The Observation displays the total number of rows considered in Linear Regression.
The Performance Metrices consist of all KPI Details.
The ANOVA test calculates the difference in independent variable means. It helps you distinguish the difference in the behavior of the independent variable. To know more about ANOVA, click here.
You see values like Degrees of Freedom (DF), Sum of Squares (SS), Mean Sum of Squares (MS), F statistic of ANOVA, and Significance F.
DF represents The number of independent values that can differ freely within the constraints imposed on them.
SS is the sum of the square of the variations. Variation is the difference (or spread) of each value from the mean.
MS is the value obtained by dividing the Sum of Squares by Degrees of Freedom
F statistic of ANOVA indicates whether the regression model provides a better fit than a model without independent variables.
The Coefficient Summary displays the coefficient correlation between a dependent variable and each independent variable. If the coefficient of correlation is less than zero then there is a negative correlation between the dependent and an independent variable. In this example, there is a negative correlation between Age and KM.
It also calculates the p value based on the t statistic.
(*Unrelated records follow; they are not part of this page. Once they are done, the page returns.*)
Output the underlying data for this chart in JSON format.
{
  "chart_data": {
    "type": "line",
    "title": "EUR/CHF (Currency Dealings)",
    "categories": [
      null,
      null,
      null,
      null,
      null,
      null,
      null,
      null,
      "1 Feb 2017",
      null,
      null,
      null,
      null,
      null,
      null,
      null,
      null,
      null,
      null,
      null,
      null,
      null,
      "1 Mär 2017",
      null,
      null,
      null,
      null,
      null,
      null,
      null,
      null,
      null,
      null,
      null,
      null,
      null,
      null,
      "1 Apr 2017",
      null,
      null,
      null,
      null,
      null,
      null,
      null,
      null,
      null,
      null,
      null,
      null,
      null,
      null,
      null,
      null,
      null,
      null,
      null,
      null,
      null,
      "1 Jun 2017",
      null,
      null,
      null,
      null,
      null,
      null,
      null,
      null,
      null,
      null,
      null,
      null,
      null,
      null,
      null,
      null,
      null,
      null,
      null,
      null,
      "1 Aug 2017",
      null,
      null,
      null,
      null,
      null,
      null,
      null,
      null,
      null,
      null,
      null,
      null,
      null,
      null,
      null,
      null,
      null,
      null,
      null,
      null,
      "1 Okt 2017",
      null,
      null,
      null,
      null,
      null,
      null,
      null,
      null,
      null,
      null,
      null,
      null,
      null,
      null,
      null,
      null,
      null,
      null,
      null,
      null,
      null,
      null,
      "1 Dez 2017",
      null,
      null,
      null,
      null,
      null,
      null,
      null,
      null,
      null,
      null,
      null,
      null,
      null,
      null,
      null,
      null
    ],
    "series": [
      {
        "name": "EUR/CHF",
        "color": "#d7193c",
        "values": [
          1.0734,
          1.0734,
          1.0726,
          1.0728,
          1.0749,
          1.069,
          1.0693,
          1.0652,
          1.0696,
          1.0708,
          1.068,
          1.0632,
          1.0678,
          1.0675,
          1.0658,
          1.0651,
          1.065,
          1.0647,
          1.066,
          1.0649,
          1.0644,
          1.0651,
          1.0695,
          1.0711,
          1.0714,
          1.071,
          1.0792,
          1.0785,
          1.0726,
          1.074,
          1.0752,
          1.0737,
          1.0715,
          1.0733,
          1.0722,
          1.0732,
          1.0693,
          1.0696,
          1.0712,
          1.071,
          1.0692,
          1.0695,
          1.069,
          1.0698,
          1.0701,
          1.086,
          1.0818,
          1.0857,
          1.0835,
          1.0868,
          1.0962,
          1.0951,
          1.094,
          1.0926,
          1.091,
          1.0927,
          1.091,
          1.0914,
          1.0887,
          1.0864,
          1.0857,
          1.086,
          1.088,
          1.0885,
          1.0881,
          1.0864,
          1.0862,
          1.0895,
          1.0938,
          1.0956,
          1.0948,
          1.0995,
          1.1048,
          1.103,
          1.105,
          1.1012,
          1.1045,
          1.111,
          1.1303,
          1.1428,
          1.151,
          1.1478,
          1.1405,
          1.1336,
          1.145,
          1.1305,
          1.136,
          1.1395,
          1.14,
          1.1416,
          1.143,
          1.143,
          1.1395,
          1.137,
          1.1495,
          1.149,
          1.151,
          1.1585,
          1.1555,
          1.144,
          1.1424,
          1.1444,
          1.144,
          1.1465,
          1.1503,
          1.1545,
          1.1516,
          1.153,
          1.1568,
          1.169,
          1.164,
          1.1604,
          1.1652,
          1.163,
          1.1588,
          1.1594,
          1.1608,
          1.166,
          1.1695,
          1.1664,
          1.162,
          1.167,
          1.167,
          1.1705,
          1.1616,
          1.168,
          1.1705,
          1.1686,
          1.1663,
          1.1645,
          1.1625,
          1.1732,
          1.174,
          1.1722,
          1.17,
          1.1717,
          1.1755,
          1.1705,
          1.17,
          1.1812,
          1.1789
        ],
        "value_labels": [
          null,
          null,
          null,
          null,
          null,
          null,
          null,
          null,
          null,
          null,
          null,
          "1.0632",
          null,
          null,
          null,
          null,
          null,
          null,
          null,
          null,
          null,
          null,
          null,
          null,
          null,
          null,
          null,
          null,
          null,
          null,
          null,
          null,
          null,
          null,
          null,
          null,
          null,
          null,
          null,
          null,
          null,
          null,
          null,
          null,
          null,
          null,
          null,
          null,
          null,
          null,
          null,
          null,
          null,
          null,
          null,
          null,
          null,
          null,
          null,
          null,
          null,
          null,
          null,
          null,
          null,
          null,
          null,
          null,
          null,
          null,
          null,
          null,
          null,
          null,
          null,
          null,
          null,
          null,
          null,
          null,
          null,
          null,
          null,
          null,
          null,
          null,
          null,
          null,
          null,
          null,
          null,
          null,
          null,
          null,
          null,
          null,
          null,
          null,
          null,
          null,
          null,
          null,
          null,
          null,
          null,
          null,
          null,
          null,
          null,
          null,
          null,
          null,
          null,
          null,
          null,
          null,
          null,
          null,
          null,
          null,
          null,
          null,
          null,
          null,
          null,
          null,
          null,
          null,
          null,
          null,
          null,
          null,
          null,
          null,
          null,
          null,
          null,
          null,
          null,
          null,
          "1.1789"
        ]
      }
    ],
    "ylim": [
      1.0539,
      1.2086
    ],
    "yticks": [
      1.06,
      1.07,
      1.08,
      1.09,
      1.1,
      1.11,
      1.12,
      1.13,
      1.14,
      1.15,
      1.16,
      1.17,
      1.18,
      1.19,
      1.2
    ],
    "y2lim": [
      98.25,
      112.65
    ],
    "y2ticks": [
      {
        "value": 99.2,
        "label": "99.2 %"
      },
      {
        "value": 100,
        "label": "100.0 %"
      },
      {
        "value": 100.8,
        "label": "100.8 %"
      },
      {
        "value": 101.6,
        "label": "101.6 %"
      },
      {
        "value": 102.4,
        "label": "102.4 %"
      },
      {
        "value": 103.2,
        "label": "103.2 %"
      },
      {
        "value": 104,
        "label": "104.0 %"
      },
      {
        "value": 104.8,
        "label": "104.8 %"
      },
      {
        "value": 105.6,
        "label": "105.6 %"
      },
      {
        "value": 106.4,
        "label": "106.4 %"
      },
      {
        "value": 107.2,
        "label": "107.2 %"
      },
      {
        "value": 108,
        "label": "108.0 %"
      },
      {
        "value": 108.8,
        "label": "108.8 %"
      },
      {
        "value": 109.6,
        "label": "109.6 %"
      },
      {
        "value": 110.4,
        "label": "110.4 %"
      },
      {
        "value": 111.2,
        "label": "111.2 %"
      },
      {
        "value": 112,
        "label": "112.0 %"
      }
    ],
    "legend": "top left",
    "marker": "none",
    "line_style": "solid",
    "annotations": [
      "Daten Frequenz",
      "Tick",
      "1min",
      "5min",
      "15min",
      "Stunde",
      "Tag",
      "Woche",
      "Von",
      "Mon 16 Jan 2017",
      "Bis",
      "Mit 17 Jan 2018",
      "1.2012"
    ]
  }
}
The null hypothesis is rejected if the p value is less than level of significance (alpha). In the given example, the p value is less than level of significance (alpha).
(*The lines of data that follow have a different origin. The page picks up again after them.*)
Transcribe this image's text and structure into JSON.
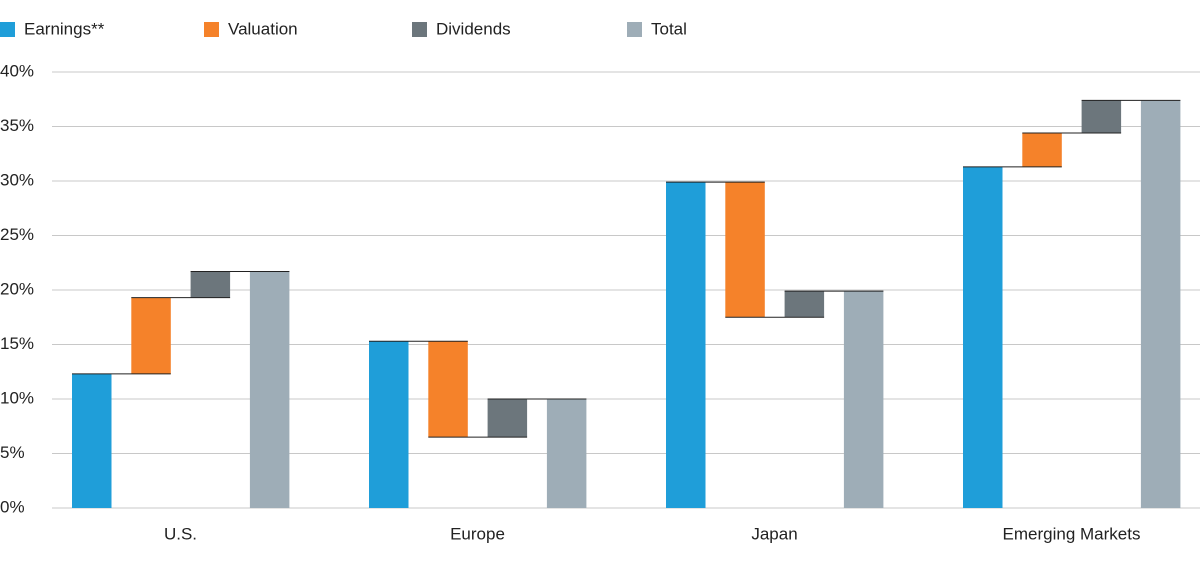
{
  "chart_data": {
    "type": "waterfall",
    "categories": [
      "U.S.",
      "Europe",
      "Japan",
      "Emerging Markets"
    ],
    "series": [
      {
        "name": "Earnings**",
        "color": "#1f9ed9",
        "values": [
          12.3,
          15.3,
          29.9,
          31.3
        ]
      },
      {
        "name": "Valuation",
        "color": "#f5822a",
        "values": [
          7.0,
          -8.8,
          -12.4,
          3.1
        ]
      },
      {
        "name": "Dividends",
        "color": "#6c767c",
        "values": [
          2.4,
          3.5,
          2.4,
          3.0
        ]
      },
      {
        "name": "Total",
        "color": "#9eadb7",
        "values": [
          21.7,
          10.0,
          19.9,
          37.4
        ]
      }
    ],
    "ylim": [
      0,
      40
    ],
    "yticks": [
      {
        "value": 0,
        "label": "0%"
      },
      {
        "value": 5,
        "label": "5%"
      },
      {
        "value": 10,
        "label": "10%"
      },
      {
        "value": 15,
        "label": "15%"
      },
      {
        "value": 20,
        "label": "20%"
      },
      {
        "value": 25,
        "label": "25%"
      },
      {
        "value": 30,
        "label": "30%"
      },
      {
        "value": 35,
        "label": "35%"
      },
      {
        "value": 40,
        "label": "40%"
      }
    ],
    "grid": true
  }
}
The Durbin Watson Test determines autocorrelation between the residuals. If the test value is less than 2 then there is a positive correlation in the sample.
To find out more details about the Durbin Watson test, Click here
The Variance Inflation Factor is used to detect multicollinearity in regression analysis. VIF is calculated by selecting one predictor and regressing it against all other predictors in the model.
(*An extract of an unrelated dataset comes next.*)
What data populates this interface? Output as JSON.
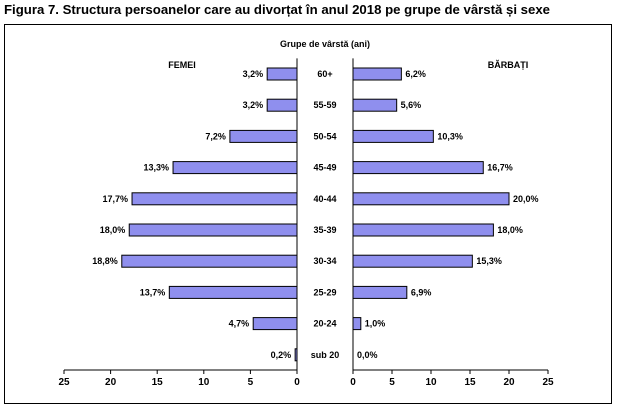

The value of VIF is equal to or greater than 1. If VIF = 1, the predictors are not correlated. If VIF is between 1 and 5, they are moderately correlated. For any value greater than 5, the predictors are heavily correlated. The higher the value of VIF, the lower the reliability of the regression results, and ultimately the model.
The Shapiro-Wilk Normality Test for Residuals test checks if the input data comes from a normal distribution. If the p value is less than 0.05 then reject the null hypothesis. In the given example, the p value is less than 0.05; hence the null hypothesis is rejected. To find out more details about Shapiro-Wilk Normality Test, Click here
Section 3: Graphical representation
1. Residual vs. Input graph:
2. The Y vs. Standardized Residuals graph plots the dependent variable, Price, on the x-axis and the Standardized Residual on the y-axis.
3. The Residuals Probability Plots the Independent variable on the x-axis and standardized Residuals on the y-axis. It helps to identify whether the error terms are normally distributed.
4. The Best Features displays the order of the Independent variable that provides the best result of R2. You have performed linear regression with the backward compatibility method in this example. The best sequence of the independent variable is Age, KM, HP, and CC. This order is based on the adjusted R2.